Im dichten Stadtverkehr kommt es häufig zu gefährlichen Situationen für Radfahrende – beispielsweise wie hier auf dem Bertha-von-Suttner-Platz.

So wie Aylin geht es vielen. Für eine erfolgreiche Mobilitätswende braucht es aber noch viel mehr Menschen, die Rad fahren. Das Gutachter-Konsortium, das für Bonn einen Klimaplan erarbeitet, empfiehlt: Die Hälfte der täglichen Wege auf Bonner Stadtgebiet sollte zukünftig mit dem Fahrrad oder zu Fuß zurückgelegt werden. Und das wäre sehr gut möglich! Denn in Deutschland sind knapp 50 % der Fahrten kürzer als 5 km – fast 75 % unter 15 km.1 Ein Großteil des Geländes ist flach und das Klima ist mild. Kurze und mittlere Strecken können also fast immer mit dem Rad zurückgelegt werden.

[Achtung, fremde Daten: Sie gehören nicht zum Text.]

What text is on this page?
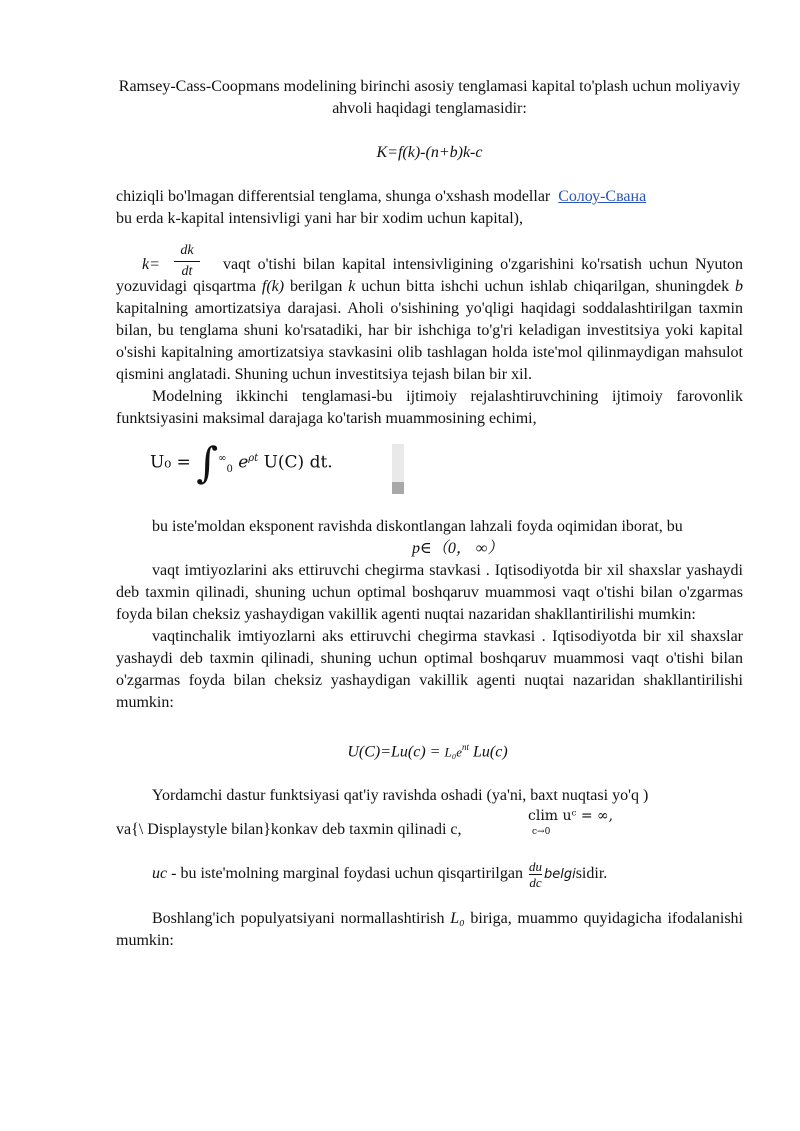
Ramsey-Cass-Coopmans modelining birinchi asosiy tenglamasi kapital to'plash uchun moliyaviy ahvoli haqidagi tenglamasidir:

K=f(k)-(n+b)k-c

chiziqli bo'lmagan differentsial tenglama, shunga o'xshash modellar Солоу-Свана
bu erda k-kapital intensivligi yani har bir xodim uchun kapital),

k=
dk
dt	vaqt o'tishi bilan kapital intensivligining o'zgarishini ko'rsatish uchun Nyuton yozuvidagi qisqartma f(k) berilgan k uchun bitta ishchi uchun ishlab chiqarilgan, shuningdek b kapitalning amortizatsiya darajasi. Aholi o'sishining yo'qligi haqidagi soddalashtirilgan taxmin bilan, bu tenglama shuni ko'rsatadiki, har bir ishchiga to'g'ri keladigan investitsiya yoki kapital o'sishi kapitalning amortizatsiya stavkasini olib tashlagan holda iste'mol qilinmaydigan mahsulot qismini anglatadi. Shuning uchun investitsiya tejash bilan bir xil.

Modelning ikkinchi tenglamasi-bu ijtimoiy rejalashtiruvchining ijtimoiy farovonlik funktsiyasini maksimal darajaga ko'tarish muammosining echimi,

$U_0 = \int^\infty_0$ $e^{\rho t}$ U(C) dt.

bu iste'moldan eksponent ravishda diskontlangan lahzali foyda oqimidan iborat, bu

p∈（0， ∞）

vaqt imtiyozlarini aks ettiruvchi chegirma stavkasi . Iqtisodiyotda bir xil shaxslar yashaydi deb taxmin qilinadi, shuning uchun optimal boshqaruv muammosi vaqt o'tishi bilan o'zgarmas foyda bilan cheksiz yashaydigan vakillik agenti nuqtai nazaridan shakllantirilishi mumkin:

vaqtinchalik imtiyozlarni aks ettiruvchi chegirma stavkasi . Iqtisodiyotda bir xil shaxslar yashaydi deb taxmin qilinadi, shuning uchun optimal boshqaruv muammosi vaqt o'tishi bilan o'zgarmas foyda bilan cheksiz yashaydigan vakillik agenti nuqtai nazaridan shakllantirilishi mumkin:

$U(C)=Lu(c) = L_0e^{nt}$ Lu(c)

Yordamchi dastur funktsiyasi qat'iy ravishda oshadi (ya'ni, baxt nuqtasi yo'q )

clim uᶜ = ∞,
c→0

va{\ Displaystyle bilan}konkav deb taxmin qilinadi c,

uc - bu iste'molning marginal foydasi uchun qisqartirilgan $\frac{du}{dc}$ belgisidir.

Boshlang'ich populyatsiyani normallashtirish L₀ biriga, muammo quyidagicha ifodalanishi mumkin:
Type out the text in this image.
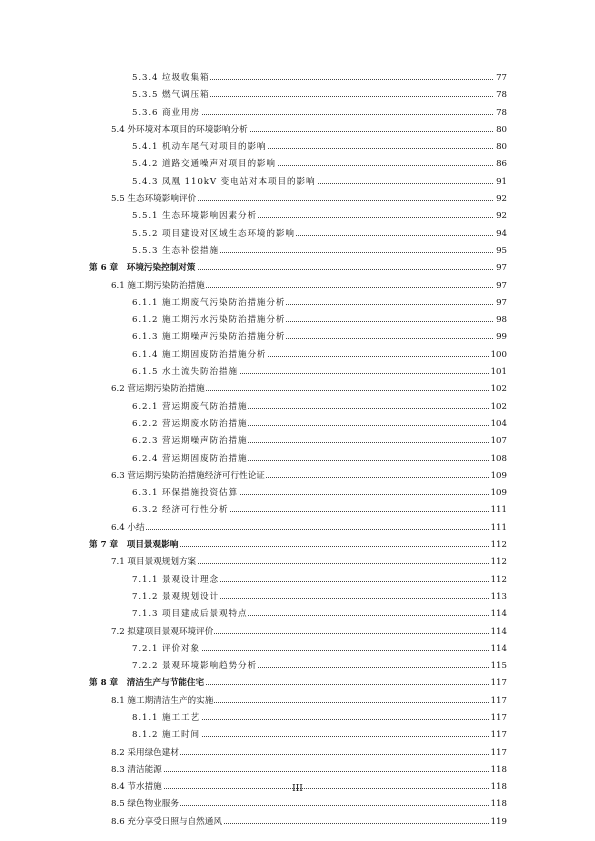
5.3.4 垃圾收集箱	77
5.3.5 燃气调压箱	78
5.3.6 商业用房	78
5.4 外环境对本项目的环境影响分析	80
5.4.1 机动车尾气对项目的影响	80
5.4.2 道路交通噪声对项目的影响	86
5.4.3 凤凰 110kV 变电站对本项目的影响	91
5.5 生态环境影响评价	92
5.5.1 生态环境影响因素分析	92
5.5.2 项目建设对区域生态环境的影响	94
5.5.3 生态补偿措施	95
第 6 章　环境污染控制对策	97
6.1 施工期污染防治措施	97
6.1.1 施工期废气污染防治措施分析	97
6.1.2 施工期污水污染防治措施分析	98
6.1.3 施工期噪声污染防治措施分析	99
6.1.4 施工期固废防治措施分析	100
6.1.5 水土流失防治措施	101
6.2 营运期污染防治措施	102
6.2.1 营运期废气防治措施	102
6.2.2 营运期废水防治措施	104
6.2.3 营运期噪声防治措施	107
6.2.4 营运期固废防治措施	108
6.3 营运期污染防治措施经济可行性论证	109
6.3.1 环保措施投资估算	109
6.3.2 经济可行性分析	111
6.4 小结	111
第 7 章　项目景观影响	112
7.1 项目景观规划方案	112
7.1.1 景观设计理念	112
7.1.2 景观规划设计	113
7.1.3 项目建成后景观特点	114
7.2 拟建项目景观环境评价	114
7.2.1 评价对象	114
7.2.2 景观环境影响趋势分析	115
第 8 章　清洁生产与节能住宅	117
8.1 施工期清洁生产的实施	117
8.1.1 施工工艺	117
8.1.2 施工时间	117
8.2 采用绿色建材	117
8.3 清洁能源	118
8.4 节水措施	118
8.5 绿色物业服务	118
8.6 充分享受日照与自然通风	119
III
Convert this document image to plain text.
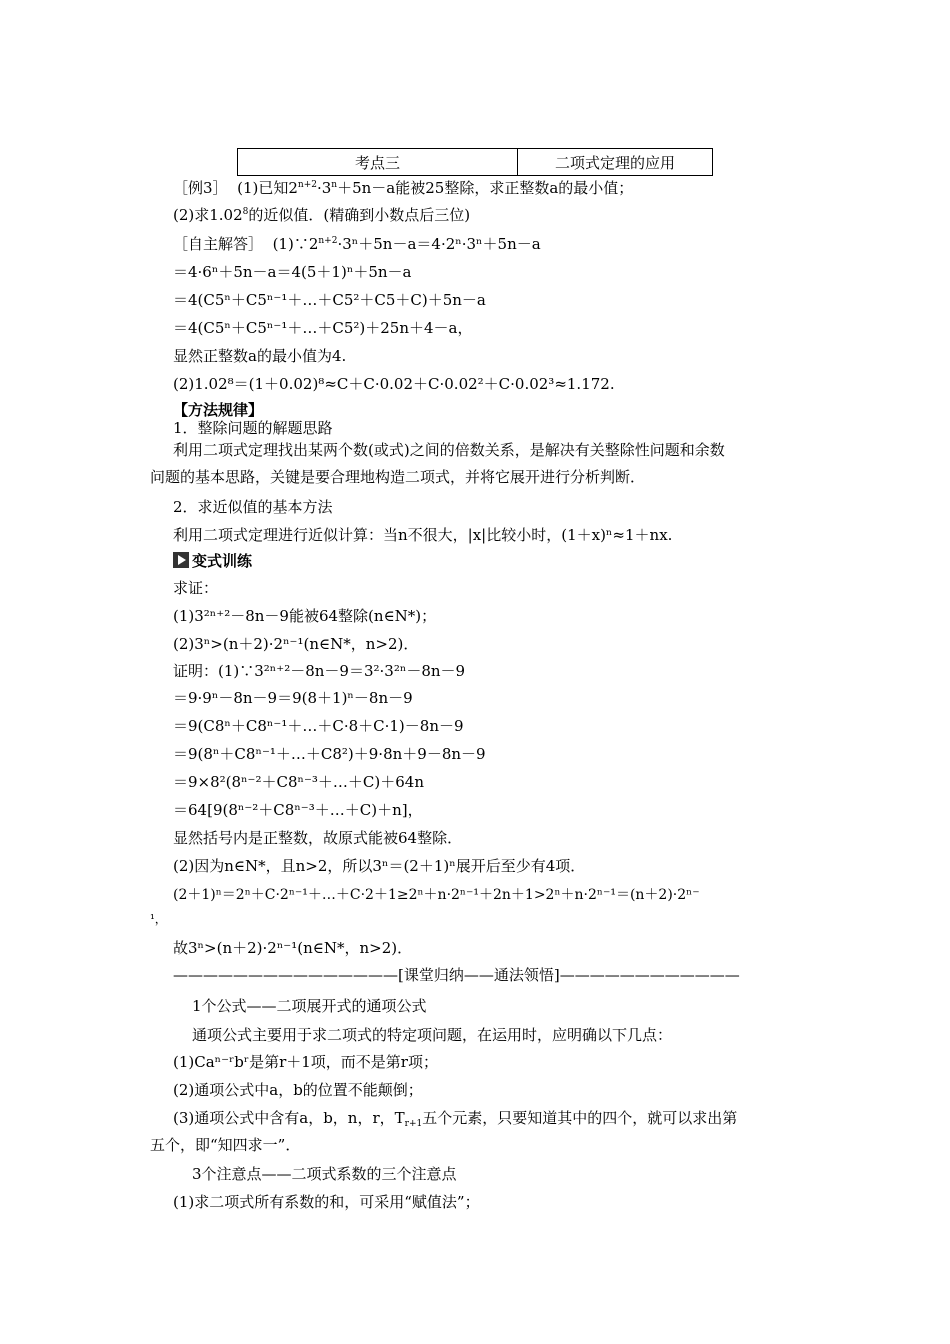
考点三	二项式定理的应用
［例3］ (1)已知$2^{n+2}\cdot 3^n+5n-a$能被25整除，求正整数a的最小值；
(2)求1.02$^8$的近似值．(精确到小数点后三位)
［自主解答］ $(1)\because 2^{n+2}\cdot 3^n+5n-a=4\cdot 2^n\cdot 3^n+5n-a$
＝4·6ⁿ＋5n－a＝4(5＋1)ⁿ＋5n－a
＝4(C5ⁿ＋C5ⁿ⁻¹＋…＋C5²＋C5＋C)＋5n－a
＝4(C5ⁿ＋C5ⁿ⁻¹＋…＋C5²)＋25n＋4－a，
显然正整数a的最小值为4.
(2)1.02⁸＝(1＋0.02)⁸≈C＋C·0.02＋C·0.02²＋C·0.02³≈1.172.
【方法规律】
1．整除问题的解题思路
利用二项式定理找出某两个数(或式)之间的倍数关系，是解决有关整除性问题和余数
问题的基本思路，关键是要合理地构造二项式，并将它展开进行分析判断．
2．求近似值的基本方法
利用二项式定理进行近似计算：当n不很大，|x|比较小时，(1＋x)ⁿ≈1＋nx.
变式训练
求证：
(1)3²ⁿ⁺²－8n－9能被64整除(n∈N*)；
(2)3ⁿ>(n＋2)·2ⁿ⁻¹(n∈N*，n>2)．
证明：(1)∵3²ⁿ⁺²－8n－9＝3²·3²ⁿ－8n－9
＝9·9ⁿ－8n－9＝9(8＋1)ⁿ－8n－9
＝9(C8ⁿ＋C8ⁿ⁻¹＋…＋C·8＋C·1)－8n－9
＝9(8ⁿ＋C8ⁿ⁻¹＋…＋C8²)＋9·8n＋9－8n－9
＝9×8²(8ⁿ⁻²＋C8ⁿ⁻³＋…＋C)＋64n
＝64[9(8ⁿ⁻²＋C8ⁿ⁻³＋…＋C)＋n]，
显然括号内是正整数，故原式能被64整除．
(2)因为n∈N*，且n>2，所以3ⁿ＝(2＋1)ⁿ展开后至少有4项．
(2＋1)ⁿ＝2ⁿ＋C·2ⁿ⁻¹＋…＋C·2＋1≥2ⁿ＋n·2ⁿ⁻¹＋2n＋1>2ⁿ＋n·2ⁿ⁻¹＝(n＋2)·2ⁿ⁻
¹，
故3ⁿ>(n＋2)·2ⁿ⁻¹(n∈N*，n>2)．
———————————————[课堂归纳——通法领悟]————————————
1个公式——二项展开式的通项公式
通项公式主要用于求二项式的特定项问题，在运用时，应明确以下几点：
(1)Caⁿ⁻ʳbʳ是第r＋1项，而不是第r项；
(2)通项公式中a，b的位置不能颠倒；
(3)通项公式中含有a，b，n，r，$T_{r+1}$五个元素，只要知道其中的四个，就可以求出第
五个，即“知四求一”．
3个注意点——二项式系数的三个注意点
(1)求二项式所有系数的和，可采用“赋值法”；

Sicherheit für Radfahrende ist das A und O

Fahrräder sind verhältnismäßig günstig in der Anschaffung und im Unterhalt. An den Kosten scheitert es also nicht. Was viele vom Radeln abhält, ist die alltäglich erlebte Gefährdung, vor allem durch den Autoverkehr. Für Sicherheit und Komfort vergeben Bonner Radfahrer:innen im Fahrradklima-Test des ADFC (2020) jeweils sehr schlechte Noten. Dabei sind den Teilnehmenden der Umfrage gerade ein gutes Sicherheitsgefühl, die Akzeptanz durch andere Verkehrsteilnehmende und ein konfliktfreies Nebeneinander am allerwichtigsten (jeweils rund 80 % Zustimmung).

Wer weniger Autos und mehr Fahrräder in Bonn sehen will, der braucht sichere Radwege und weniger Raum für PKW. (Annette Quaedvlieg, Radentscheid Bonn)

Wie das aussehen kann, hat Stefan Padberg aus Bonn in einem Urlaub erlebt. Er war auf Radtour in den Niederlanden. In einer Woche hatte er nicht eine gefährliche Situation. Der Grund: Sowohl mitten in der Stadt als auch auf dem Land gibt es durchgehende Radwege. Stefan sah Autos daher nicht drängelnd hinter sich, sondern parallel auf einer separaten Fahrspur. Überall gab es dazu noch gute und sichere Abstellmöglichkeiten. „Das will ich auch zu Hause!", sagte er sich. So begann Stefans Engagement für den Radentscheid.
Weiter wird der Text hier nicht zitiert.